Certain information may be carved out from the obligations of confidentiality, namely: (i) publicly available information, (ii) information disclosed to the public by the disclosing party without restriction, (iii) information known to the recipient at the time of disclosure, and (iv) information which can be proved was independently developed by the recipient without any breach of confidentiality obligations.

The recipient’s obligations under a confidentiality agreement should be to hold the information in confidence and not disclose it further, and not use it for other than the stated purpose (if one is set out in the agreement). Furthermore, the recipient should be obligated to treat the information with a standard of care which she/he/it would use to protect her/his/its own valuable confidential information.

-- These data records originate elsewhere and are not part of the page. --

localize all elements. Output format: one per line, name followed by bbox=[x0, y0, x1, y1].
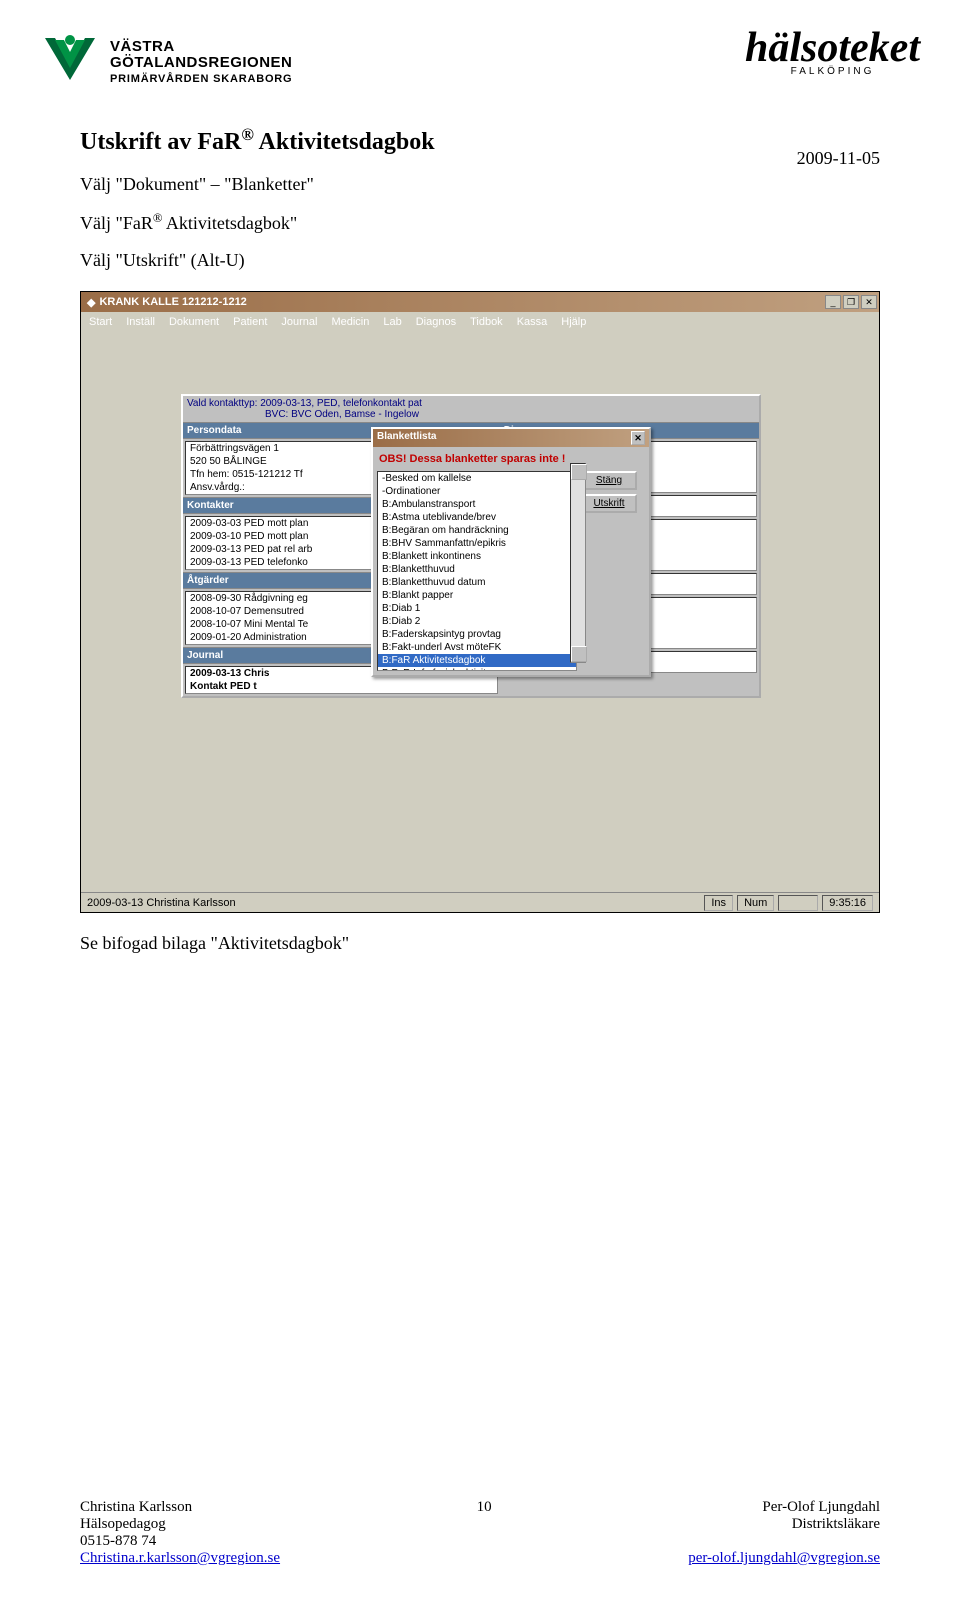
blankettlista-dialog: Blankettlista ✕ OBS! Dessa blanketter sp… bbox=[371, 427, 651, 677]
scrollbar[interactable] bbox=[570, 463, 586, 663]
halso-script: hälsoteket bbox=[745, 30, 920, 68]
list-item[interactable]: B:Fakt-underl Avst möteFK bbox=[378, 641, 576, 654]
window-title: KRANK KALLE 121212-1212 bbox=[99, 296, 246, 308]
list-item[interactable]: B:Blankt papper bbox=[378, 589, 576, 602]
page-number: 10 bbox=[280, 1499, 688, 1567]
vg-mark-icon bbox=[40, 30, 100, 95]
footer-right-email[interactable]: per-olof.ljungdahl@vgregion.se bbox=[688, 1550, 880, 1566]
list-item[interactable]: B:Blankett inkontinens bbox=[378, 550, 576, 563]
menu-item[interactable]: Diagnos bbox=[416, 316, 456, 328]
footer-right-name: Per-Olof Ljungdahl bbox=[688, 1499, 880, 1516]
list-item[interactable]: B:Blanketthuvud bbox=[378, 563, 576, 576]
list-item-selected[interactable]: B:FaR Aktivitetsdagbok bbox=[378, 654, 576, 667]
footer-left-name: Christina Karlsson bbox=[80, 1499, 280, 1516]
list-item[interactable]: B:FaR Info fysisk aktivit bbox=[378, 667, 576, 671]
menu-item[interactable]: Dokument bbox=[169, 316, 219, 328]
menubar[interactable]: Start Inställ Dokument Patient Journal M… bbox=[81, 312, 879, 332]
halsoteket-logo: hälsoteket FALKÖPING bbox=[745, 30, 920, 77]
instruction-1: Välj "Dokument" – "Blanketter" bbox=[80, 174, 880, 195]
print-button[interactable]: Utskrift bbox=[581, 494, 637, 513]
list-item[interactable]: -Besked om kallelse bbox=[378, 472, 576, 485]
page-footer: Christina Karlsson Hälsopedagog 0515-878… bbox=[80, 1499, 880, 1567]
instruction-3: Välj "Utskrift" (Alt-U) bbox=[80, 250, 880, 271]
close-button[interactable]: ✕ bbox=[861, 295, 877, 309]
window-titlebar: ◆ KRANK KALLE 121212-1212 _ ❐ ✕ bbox=[81, 292, 879, 312]
vg-line3: PRIMÄRVÅRDEN SKARABORG bbox=[110, 74, 292, 86]
instruction-2: Välj "FaR® Aktivitetsdagbok" bbox=[80, 211, 880, 234]
footer-right-title: Distriktsläkare bbox=[688, 1516, 880, 1533]
menu-item[interactable]: Tidbok bbox=[470, 316, 503, 328]
vg-line2: GÖTALANDSREGIONEN bbox=[110, 55, 292, 71]
footer-left-title: Hälsopedagog bbox=[80, 1516, 280, 1533]
list-item[interactable]: B:Blanketthuvud datum bbox=[378, 576, 576, 589]
list-item[interactable]: B:Begäran om handräckning bbox=[378, 524, 576, 537]
menu-item[interactable]: Journal bbox=[281, 316, 317, 328]
status-blank bbox=[778, 895, 818, 911]
menu-item[interactable]: Kassa bbox=[517, 316, 548, 328]
menu-item[interactable]: Inställ bbox=[126, 316, 155, 328]
contact-info: Vald kontakttyp: 2009-03-13, PED, telefo… bbox=[183, 396, 759, 422]
minimize-button[interactable]: _ bbox=[825, 295, 841, 309]
app-screenshot: ◆ KRANK KALLE 121212-1212 _ ❐ ✕ Start In… bbox=[80, 291, 880, 913]
menu-item[interactable]: Lab bbox=[383, 316, 401, 328]
vg-line1: VÄSTRA bbox=[110, 39, 292, 55]
list-item[interactable]: -Ordinationer bbox=[378, 485, 576, 498]
dialog-title: Blankettlista bbox=[377, 431, 436, 445]
list-item[interactable]: B:Diab 2 bbox=[378, 615, 576, 628]
app-icon: ◆ bbox=[87, 296, 95, 309]
status-ins: Ins bbox=[704, 895, 733, 911]
menu-item[interactable]: Hjälp bbox=[561, 316, 586, 328]
list-item[interactable]: B:BHV Sammanfattn/epikris bbox=[378, 537, 576, 550]
page-title: Utskrift av FaR® Aktivitetsdagbok bbox=[80, 125, 880, 156]
footer-left-email[interactable]: Christina.r.karlsson@vgregion.se bbox=[80, 1550, 280, 1566]
close-button[interactable]: Stäng bbox=[581, 471, 637, 490]
status-time: 9:35:16 bbox=[822, 895, 873, 911]
menu-item[interactable]: Medicin bbox=[331, 316, 369, 328]
list-item[interactable]: B:Ambulanstransport bbox=[378, 498, 576, 511]
blankett-list[interactable]: -Besked om kallelse -Ordinationer B:Ambu… bbox=[377, 471, 577, 671]
dialog-warning: OBS! Dessa blanketter sparas inte ! bbox=[373, 447, 649, 471]
menu-item[interactable]: Patient bbox=[233, 316, 267, 328]
maximize-button[interactable]: ❐ bbox=[843, 295, 859, 309]
list-item[interactable]: B:Faderskapsintyg provtag bbox=[378, 628, 576, 641]
list-item[interactable]: B:Astma uteblivande/brev bbox=[378, 511, 576, 524]
instruction-after: Se bifogad bilaga "Aktivitetsdagbok" bbox=[80, 933, 880, 954]
dialog-close-button[interactable]: ✕ bbox=[631, 431, 645, 445]
status-num: Num bbox=[737, 895, 774, 911]
menu-item[interactable]: Start bbox=[89, 316, 112, 328]
status-left: 2009-03-13 Christina Karlsson bbox=[87, 897, 236, 909]
statusbar: 2009-03-13 Christina Karlsson Ins Num 9:… bbox=[81, 892, 879, 912]
document-date: 2009-11-05 bbox=[797, 148, 880, 169]
vg-logo: VÄSTRA GÖTALANDSREGIONEN PRIMÄRVÅRDEN SK… bbox=[40, 30, 292, 95]
footer-left-phone: 0515-878 74 bbox=[80, 1533, 280, 1550]
list-item[interactable]: B:Diab 1 bbox=[378, 602, 576, 615]
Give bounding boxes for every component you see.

Another matter to determine in a confidentiality agreement is how long the obligations will be in place. For those obligations concerning personal non-public information, the obligations should be perpetual. Otherwise, it is appropriate to set a term in the agreement for the length of time that the obligations will survive.

The agreement should also contain general ‘boilerplate’ provisions respecting (i) the binding nature of the agreement on the signatory(ies) and her/his/its(their) successors and assigns, (ii) the non-assignable nature of the agreement (except perhaps with the consent of the other side party), and (iii) governing laws.

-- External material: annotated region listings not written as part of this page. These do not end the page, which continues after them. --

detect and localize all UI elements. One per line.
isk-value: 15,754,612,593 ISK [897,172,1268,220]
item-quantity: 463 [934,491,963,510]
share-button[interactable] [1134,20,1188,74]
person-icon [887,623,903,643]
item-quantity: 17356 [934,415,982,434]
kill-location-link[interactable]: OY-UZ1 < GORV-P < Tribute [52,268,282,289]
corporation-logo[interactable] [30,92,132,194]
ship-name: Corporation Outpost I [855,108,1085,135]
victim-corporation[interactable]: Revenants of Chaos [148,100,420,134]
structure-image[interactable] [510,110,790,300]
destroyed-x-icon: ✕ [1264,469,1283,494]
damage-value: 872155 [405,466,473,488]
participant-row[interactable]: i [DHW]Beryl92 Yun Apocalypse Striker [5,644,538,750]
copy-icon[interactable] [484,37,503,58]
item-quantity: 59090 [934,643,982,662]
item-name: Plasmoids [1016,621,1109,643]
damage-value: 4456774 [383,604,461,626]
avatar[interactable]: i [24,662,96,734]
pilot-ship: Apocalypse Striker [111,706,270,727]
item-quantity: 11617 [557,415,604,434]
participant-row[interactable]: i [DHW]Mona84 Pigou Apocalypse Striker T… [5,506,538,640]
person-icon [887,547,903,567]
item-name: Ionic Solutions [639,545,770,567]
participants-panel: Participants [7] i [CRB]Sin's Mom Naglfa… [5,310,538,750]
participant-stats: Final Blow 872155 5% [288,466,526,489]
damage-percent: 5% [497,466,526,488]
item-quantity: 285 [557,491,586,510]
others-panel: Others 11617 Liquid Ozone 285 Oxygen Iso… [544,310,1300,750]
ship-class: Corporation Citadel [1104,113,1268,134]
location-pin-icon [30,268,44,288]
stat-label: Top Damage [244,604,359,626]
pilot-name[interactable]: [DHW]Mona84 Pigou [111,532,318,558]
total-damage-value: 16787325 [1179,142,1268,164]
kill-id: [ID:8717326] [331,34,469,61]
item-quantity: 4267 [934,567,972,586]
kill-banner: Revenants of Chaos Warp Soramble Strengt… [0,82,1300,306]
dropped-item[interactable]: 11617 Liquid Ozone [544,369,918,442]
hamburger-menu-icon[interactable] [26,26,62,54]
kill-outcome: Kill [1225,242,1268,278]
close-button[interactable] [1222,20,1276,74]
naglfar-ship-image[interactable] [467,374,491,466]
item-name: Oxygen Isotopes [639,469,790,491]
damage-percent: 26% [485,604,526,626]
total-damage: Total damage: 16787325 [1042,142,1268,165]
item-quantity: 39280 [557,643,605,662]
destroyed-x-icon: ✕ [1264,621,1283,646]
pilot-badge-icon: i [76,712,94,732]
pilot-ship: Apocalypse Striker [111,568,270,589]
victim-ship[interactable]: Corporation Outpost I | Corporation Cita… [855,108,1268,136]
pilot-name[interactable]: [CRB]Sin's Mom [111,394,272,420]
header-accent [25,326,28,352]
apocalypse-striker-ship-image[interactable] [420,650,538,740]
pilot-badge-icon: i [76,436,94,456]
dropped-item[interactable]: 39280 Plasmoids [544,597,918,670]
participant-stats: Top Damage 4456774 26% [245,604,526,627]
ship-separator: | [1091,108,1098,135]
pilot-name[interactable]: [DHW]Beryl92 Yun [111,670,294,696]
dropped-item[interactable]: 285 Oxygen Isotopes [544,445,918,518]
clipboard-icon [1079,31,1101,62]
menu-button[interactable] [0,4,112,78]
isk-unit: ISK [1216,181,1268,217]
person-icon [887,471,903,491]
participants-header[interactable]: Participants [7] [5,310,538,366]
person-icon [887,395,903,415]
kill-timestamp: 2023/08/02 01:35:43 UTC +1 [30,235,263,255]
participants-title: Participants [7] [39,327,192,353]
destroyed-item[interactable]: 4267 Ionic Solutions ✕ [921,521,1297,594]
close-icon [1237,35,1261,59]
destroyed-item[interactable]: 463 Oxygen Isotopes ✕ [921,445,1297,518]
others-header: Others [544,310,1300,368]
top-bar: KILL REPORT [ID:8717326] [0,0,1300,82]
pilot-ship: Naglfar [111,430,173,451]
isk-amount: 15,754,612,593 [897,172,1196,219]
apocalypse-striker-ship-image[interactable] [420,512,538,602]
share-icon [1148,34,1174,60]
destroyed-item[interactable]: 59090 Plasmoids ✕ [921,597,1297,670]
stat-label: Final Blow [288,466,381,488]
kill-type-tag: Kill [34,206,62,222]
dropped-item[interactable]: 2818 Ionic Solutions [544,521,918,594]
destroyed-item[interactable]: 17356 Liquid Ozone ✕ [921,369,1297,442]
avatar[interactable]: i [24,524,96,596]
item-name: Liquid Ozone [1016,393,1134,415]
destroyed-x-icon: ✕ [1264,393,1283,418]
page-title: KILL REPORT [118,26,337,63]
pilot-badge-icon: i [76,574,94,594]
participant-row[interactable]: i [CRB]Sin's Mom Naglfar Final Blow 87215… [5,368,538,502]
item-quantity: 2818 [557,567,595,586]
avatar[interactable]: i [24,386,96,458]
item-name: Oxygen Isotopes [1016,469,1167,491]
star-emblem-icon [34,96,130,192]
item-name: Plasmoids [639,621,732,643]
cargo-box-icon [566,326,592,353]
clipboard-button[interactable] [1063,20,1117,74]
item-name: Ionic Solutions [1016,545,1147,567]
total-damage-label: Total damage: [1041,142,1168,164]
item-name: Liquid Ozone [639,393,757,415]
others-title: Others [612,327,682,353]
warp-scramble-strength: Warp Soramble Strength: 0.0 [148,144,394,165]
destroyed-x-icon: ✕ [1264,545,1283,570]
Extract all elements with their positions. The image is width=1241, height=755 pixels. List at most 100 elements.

Finally, if the confidentiality agreement is well drafted and both parties have had legal representation (or waived such representation), understood the obligations and not entered into the agreement under any duress, then the agreement may be enforced if there is any breach of its terms, including the entitlement to bring an order for injunctive relief, a claim for breach of contract and/or specific remedies.

Handshakes may work for some, but the better course of action is to ensure that there are proper agreements in place to protect your interests and your valuable information!